The first, widely known as the General Data Protection Regulation (GDPR), will take effect in 2018. This law stems from a distinctive European approach grounded in the normative principle of the right to the ‘free development of the personality’. This right, which has its origins in the German Constitution, is designed to protect the value and dignity of the person based on free self-determination by emphasizing the individual’s capability to control the data and information produced about themself as a necessary precondition for that individual’s capacity to enjoy a truly ‘free’ life. The aim is to create a ‘free’ sphere in which the individual can feel safe from any external inferences. A recent report by Dutch government recently summed it up: “Freedom presupposes distance – a certain amount of social space between the individual and others, including supervising bodies”.

The GDPR regulates not only data collection but also data processing, with an aim to give control (partially) back to the individual. While this aim is attained through a range of individual rights, the most famous one would be “the right to be forgotten,” which allows the individual to request the deletion of their digital traces, provided that there are no legitimate grounds for retaining it (e.g. required for public benefit), regardless of this data’s continuing potential value to its controller – be it a governmental or commercial institution.
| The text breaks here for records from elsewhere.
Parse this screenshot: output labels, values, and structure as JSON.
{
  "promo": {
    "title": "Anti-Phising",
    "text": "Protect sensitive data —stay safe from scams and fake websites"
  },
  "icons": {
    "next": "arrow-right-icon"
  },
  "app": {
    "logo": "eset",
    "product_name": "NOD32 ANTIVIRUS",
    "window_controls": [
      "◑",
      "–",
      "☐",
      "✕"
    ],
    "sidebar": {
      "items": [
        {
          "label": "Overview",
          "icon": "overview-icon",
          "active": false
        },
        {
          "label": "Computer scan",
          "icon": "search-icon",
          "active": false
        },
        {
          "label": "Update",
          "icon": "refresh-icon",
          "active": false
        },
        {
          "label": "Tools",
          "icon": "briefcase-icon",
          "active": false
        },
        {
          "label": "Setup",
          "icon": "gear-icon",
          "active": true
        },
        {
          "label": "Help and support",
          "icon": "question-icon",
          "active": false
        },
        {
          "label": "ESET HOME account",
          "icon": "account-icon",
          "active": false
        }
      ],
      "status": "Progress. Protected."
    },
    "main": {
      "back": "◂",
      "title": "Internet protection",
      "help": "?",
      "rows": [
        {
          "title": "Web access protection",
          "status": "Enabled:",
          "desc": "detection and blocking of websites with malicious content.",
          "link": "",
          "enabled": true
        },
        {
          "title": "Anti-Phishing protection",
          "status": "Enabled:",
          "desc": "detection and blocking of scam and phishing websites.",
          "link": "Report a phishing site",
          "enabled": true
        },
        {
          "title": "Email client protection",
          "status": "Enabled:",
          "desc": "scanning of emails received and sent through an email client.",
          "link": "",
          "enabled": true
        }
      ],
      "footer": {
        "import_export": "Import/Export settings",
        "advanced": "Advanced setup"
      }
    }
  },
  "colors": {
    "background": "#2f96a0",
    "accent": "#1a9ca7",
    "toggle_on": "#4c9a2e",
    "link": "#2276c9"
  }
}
Although sometimes mistaken as a restriction of the freedom of the press, this right instead challenges the idea that data collection and processing is somehow a natural part of human life by preventing corporate purposes (competitive market advantage and concomitant value-generation) from overriding individual freedom.

Another critical resource for challenging datafication’s impacts on the quality of life is the growing debate among legal scholars in the USA, where the negative idea of privacy as a ‘right to be let alone’ has become more prominent. Recently, there has been a move toward making connections between the responsible collection and use of data and a sustainable quality of life—a development that challenges the idea of collected personal data as ‘existing naturally’ for corporate and state use. Notable authors here include Julie Cohen, Philip Agre and Marc Rotenberg, and Neil Richards, all of whom have re-interpreted the right to privacy as involving the protections of the processes of constructing one’s identities or generating ideas from ‘surveillance or interference’. The need for such protection is best encapsulated in Cohen’s argument in her book Configuring the Networked Self—that privacy is a ‘breathing room’ that allows the individual to self-develop and to enjoy an ethical life, which points to the importance of living free of surveillance and monitoring if one is to become a healthy citizen.

However, the availability of these critical resources does not mean that there are no limits to the GDPR’s comprehensive legislative scheme and to the legal debates in the USA. For example, we still need to ask questions like: To what extent will these resources deal with the expansion of surveillance-based data extraction and processing identified in the education sector? Will children be allowed to remove their entire educational history once they have become adults? Will a datafied education sector based on new business models allow this?

These issues remain uncertain. But we hope our project will challenge prevailing trends of naturalizing data collection and thereby making it hard to see the potentially disturbing consequences of personal data processing for human life and its possibilities for autonomy and freedom.